El coche es, sin duda, un sacacuartos inmisericorde, que exprime carteras con mayor frialdad que una persecución tributaria. Una sanción mensual de cinco u ocho años repercutida de complementos de variable cuantía económica. Un mamotreto de tonelaje indeterminado que pierde valor al momento de arrancarlo para salir de concesionario donde se acaban de firmar docenas de papeles de compra. Una inversión ruinosa (salvo instrumento de trabajo) que el modelo de vida y sociedad conminan a adquirir con su mendaz canto, como las sirenas conminan a Odiseo hacia la locura. Y es este modelo de sociedad y vida el que nos ha dibujado una biografía abonada de coches, como un mal imprescindible sin el cual, por desgracia, no sabríamos o podríamos avanzar.
Pero no me gusta conducir, tecleaba. Me exasperan las retenciones y los colapsos circulatorios que dilatan los tiempos, los domingueros que cogen el coche para pasear y contemplar el paisaje, los indecisos del volante que exportan el peligro. Se tornan estremecedores esos días de lluvia que taponan las vías, como las grasas taponan las arterias, que parece como si todos los novatos se hubieran decido a moverse al unísono, por los atascos e incertidumbres; que elevan a la categoría de norma básica parar en la mismísima puerta del lugar de destino, no sea que el agua contaminada procedente de los cielos atiborrados de gases tóxicos empaste calvas o quiebre permanentes. No aguanto buscar aparcamiento, esas vueltas y vueltas hasta encontrar el hueco adecuado y que, por lo general, resuelvo apoderándome del primer espacio localizado, con independencia de su idoneidad y de un previsible trayecto supletorio a pie.
Desprecio, en fin, al conductor imbécil que atraviesa el carril de su derecha con brusquedad para salir de la rotonda, desdeñando al vecino que lo ocupa y aplasta, infartado, el freno. O al conductor gilipollas que, con las luces encendidas durante la oscuridad nocturna, ignora las distancias de seguridad entre vehículos, deslumbrando al usuario de delante a través del reflejo en el retrovisor (oye, tú… sí, tú, gilipollas, si con tus faros alumbras la luneta del coche delantero estás deslumbrando a su conductor, so memo). O a los camioneros capullos que pegan un claxonazo o lanzan ráfagas de luz para que el conductor de delante acelere, al ser más seguro, para ellos, claro, que adelantar. O, a propósito del rafagazo lumínico, al tonto que, aunque el conductor que lo precede vaya solo en el carril, avisa con código morse de candil de su propósito de adelantar; o peor, quemando asfalto en autovía por encima del límite de velocidad, anuncia su dominio exclusivo sobre el carril de la izquierda desde que vislumbra un coche en el de la derecha a un kilómetro de distancia.
Y, sin embargo, disfruto de una suerte de paz en la conducción breve, minutos, apenas una hora, a lo largo del directo y certero recorrido de una autovía.
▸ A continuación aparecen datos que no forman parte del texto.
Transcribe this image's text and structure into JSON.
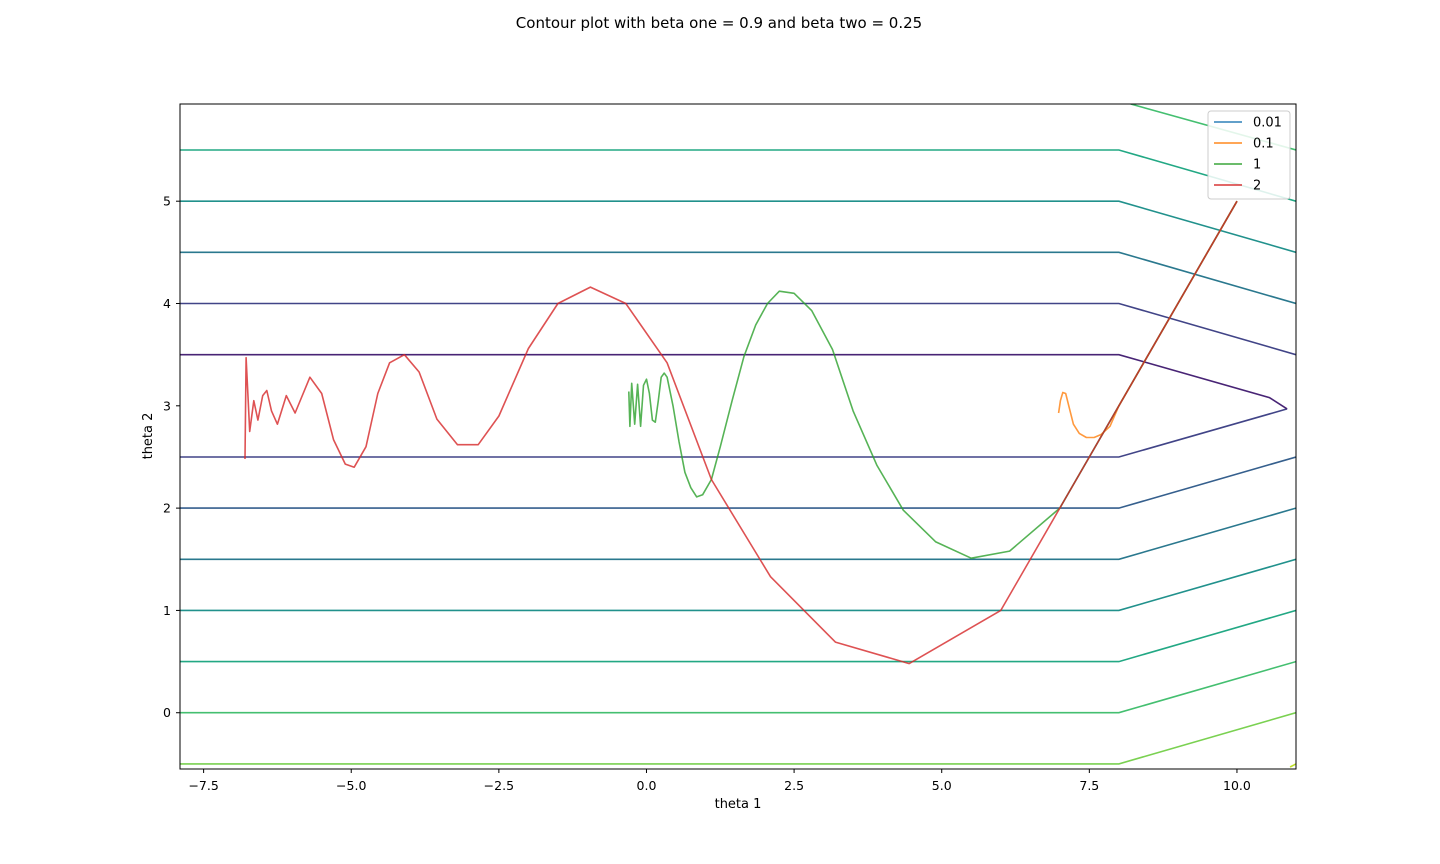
{
  "chart_data": {
    "type": "line",
    "title": "Contour plot with beta one = 0.9 and beta two = 0.25",
    "xlabel": "theta 1",
    "ylabel": "theta 2",
    "xlim": [
      -7.9,
      11.0
    ],
    "ylim": [
      -0.55,
      5.95
    ],
    "xticks": [
      -7.5,
      -5.0,
      -2.5,
      0.0,
      2.5,
      5.0,
      7.5,
      10.0
    ],
    "xtick_labels": [
      "−7.5",
      "−5.0",
      "−2.5",
      "0.0",
      "2.5",
      "5.0",
      "7.5",
      "10.0"
    ],
    "yticks": [
      0,
      1,
      2,
      3,
      4,
      5
    ],
    "ytick_labels": [
      "0",
      "1",
      "2",
      "3",
      "4",
      "5"
    ],
    "grid": false,
    "legend_placement": "top-right",
    "contours": [
      {
        "level": -0.5,
        "color": "#7ad151",
        "points": [
          [
            -7.9,
            -0.5
          ],
          [
            8.0,
            -0.5
          ],
          [
            11.0,
            0.0
          ]
        ]
      },
      {
        "level": 0.0,
        "color": "#44bf70",
        "points": [
          [
            -7.9,
            0.0
          ],
          [
            8.0,
            0.0
          ],
          [
            11.0,
            0.5
          ]
        ]
      },
      {
        "level": 0.5,
        "color": "#22a884",
        "points": [
          [
            -7.9,
            0.5
          ],
          [
            8.0,
            0.5
          ],
          [
            11.0,
            1.0
          ]
        ]
      },
      {
        "level": 1.0,
        "color": "#21918c",
        "points": [
          [
            -7.9,
            1.0
          ],
          [
            8.0,
            1.0
          ],
          [
            11.0,
            1.5
          ]
        ]
      },
      {
        "level": 1.5,
        "color": "#2a788e",
        "points": [
          [
            -7.9,
            1.5
          ],
          [
            8.0,
            1.5
          ],
          [
            11.0,
            2.0
          ]
        ]
      },
      {
        "level": 2.0,
        "color": "#355f8d",
        "points": [
          [
            -7.9,
            2.0
          ],
          [
            8.0,
            2.0
          ],
          [
            11.0,
            2.5
          ]
        ]
      },
      {
        "level": 2.5,
        "color": "#414487",
        "points": [
          [
            -7.9,
            2.5
          ],
          [
            8.0,
            2.5
          ],
          [
            10.85,
            2.97
          ]
        ]
      },
      {
        "level": 3.5,
        "color": "#482475",
        "points": [
          [
            -7.9,
            3.5
          ],
          [
            8.0,
            3.5
          ],
          [
            10.55,
            3.08
          ],
          [
            10.85,
            2.97
          ]
        ]
      },
      {
        "level": 4.0,
        "color": "#414487",
        "points": [
          [
            -7.9,
            4.0
          ],
          [
            8.0,
            4.0
          ],
          [
            11.0,
            3.5
          ]
        ]
      },
      {
        "level": 4.5,
        "color": "#2a788e",
        "points": [
          [
            -7.9,
            4.5
          ],
          [
            8.0,
            4.5
          ],
          [
            11.0,
            4.0
          ]
        ]
      },
      {
        "level": 5.0,
        "color": "#21918c",
        "points": [
          [
            -7.9,
            5.0
          ],
          [
            8.0,
            5.0
          ],
          [
            11.0,
            4.5
          ]
        ]
      },
      {
        "level": 5.5,
        "color": "#22a884",
        "points": [
          [
            -7.9,
            5.5
          ],
          [
            8.0,
            5.5
          ],
          [
            11.0,
            5.0
          ]
        ]
      },
      {
        "level": 6.0,
        "color": "#44bf70",
        "points": [
          [
            8.2,
            5.95
          ],
          [
            11.0,
            5.5
          ]
        ]
      },
      {
        "level": -1.0,
        "color": "#bddf26",
        "points": [
          [
            10.9,
            -0.53
          ],
          [
            11.0,
            -0.5
          ]
        ]
      }
    ],
    "series": [
      {
        "name": "0.01",
        "color": "#1f77b4",
        "points": [
          [
            7.0,
            2.0
          ],
          [
            10.0,
            5.0
          ]
        ]
      },
      {
        "name": "0.1",
        "color": "#ff7f0e",
        "points": [
          [
            6.98,
            2.93
          ],
          [
            7.01,
            3.05
          ],
          [
            7.05,
            3.13
          ],
          [
            7.1,
            3.12
          ],
          [
            7.16,
            2.98
          ],
          [
            7.23,
            2.82
          ],
          [
            7.33,
            2.73
          ],
          [
            7.45,
            2.69
          ],
          [
            7.58,
            2.69
          ],
          [
            7.7,
            2.72
          ],
          [
            7.85,
            2.8
          ],
          [
            8.0,
            3.0
          ],
          [
            10.0,
            5.0
          ]
        ]
      },
      {
        "name": "1",
        "color": "#2ca02c",
        "points": [
          [
            -0.3,
            3.14
          ],
          [
            -0.28,
            2.8
          ],
          [
            -0.25,
            3.22
          ],
          [
            -0.2,
            2.82
          ],
          [
            -0.15,
            3.21
          ],
          [
            -0.1,
            2.8
          ],
          [
            -0.05,
            3.2
          ],
          [
            0.0,
            3.26
          ],
          [
            0.05,
            3.12
          ],
          [
            0.1,
            2.86
          ],
          [
            0.15,
            2.84
          ],
          [
            0.2,
            3.05
          ],
          [
            0.25,
            3.28
          ],
          [
            0.3,
            3.32
          ],
          [
            0.35,
            3.28
          ],
          [
            0.45,
            3.0
          ],
          [
            0.55,
            2.65
          ],
          [
            0.65,
            2.35
          ],
          [
            0.75,
            2.2
          ],
          [
            0.85,
            2.11
          ],
          [
            0.95,
            2.13
          ],
          [
            1.1,
            2.28
          ],
          [
            1.25,
            2.6
          ],
          [
            1.45,
            3.05
          ],
          [
            1.65,
            3.48
          ],
          [
            1.85,
            3.79
          ],
          [
            2.05,
            4.0
          ],
          [
            2.25,
            4.12
          ],
          [
            2.5,
            4.1
          ],
          [
            2.8,
            3.93
          ],
          [
            3.15,
            3.55
          ],
          [
            3.5,
            2.95
          ],
          [
            3.9,
            2.42
          ],
          [
            4.35,
            1.98
          ],
          [
            4.9,
            1.67
          ],
          [
            5.5,
            1.51
          ],
          [
            6.15,
            1.58
          ],
          [
            7.0,
            2.0
          ],
          [
            10.0,
            5.0
          ]
        ]
      },
      {
        "name": "2",
        "color": "#d62728",
        "points": [
          [
            -6.8,
            2.48
          ],
          [
            -6.78,
            3.47
          ],
          [
            -6.72,
            2.75
          ],
          [
            -6.65,
            3.05
          ],
          [
            -6.58,
            2.86
          ],
          [
            -6.5,
            3.1
          ],
          [
            -6.43,
            3.15
          ],
          [
            -6.35,
            2.95
          ],
          [
            -6.25,
            2.82
          ],
          [
            -6.1,
            3.1
          ],
          [
            -5.95,
            2.93
          ],
          [
            -5.7,
            3.28
          ],
          [
            -5.5,
            3.12
          ],
          [
            -5.3,
            2.67
          ],
          [
            -5.1,
            2.43
          ],
          [
            -4.95,
            2.4
          ],
          [
            -4.75,
            2.6
          ],
          [
            -4.55,
            3.12
          ],
          [
            -4.35,
            3.42
          ],
          [
            -4.1,
            3.5
          ],
          [
            -3.85,
            3.33
          ],
          [
            -3.55,
            2.87
          ],
          [
            -3.2,
            2.62
          ],
          [
            -2.85,
            2.62
          ],
          [
            -2.5,
            2.9
          ],
          [
            -2.0,
            3.56
          ],
          [
            -1.5,
            4.0
          ],
          [
            -0.95,
            4.16
          ],
          [
            -0.35,
            4.0
          ],
          [
            0.35,
            3.42
          ],
          [
            1.1,
            2.28
          ],
          [
            2.1,
            1.33
          ],
          [
            3.2,
            0.69
          ],
          [
            4.45,
            0.48
          ],
          [
            6.0,
            1.0
          ],
          [
            7.0,
            2.0
          ],
          [
            10.0,
            5.0
          ]
        ]
      }
    ]
  }
}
En la concentración al volante escuchando de fondo un programa en audio de interés, nada de zumba poligonera o caribeña, ni de contertulios politizados especializados en todas y cada una de las variopintas materias del conocimiento. Un periodo de concentración aislada de los fastidios y conflictos de la jornada o de la semana; clausurada del mundo que, fuera del habitáculo del coche, se desplaza y se aleja, para quedar atrás, desprendido de la espalda, de la baca, descongestionando mente y corazón. En esos instantes, lo confieso, me gusta conducir.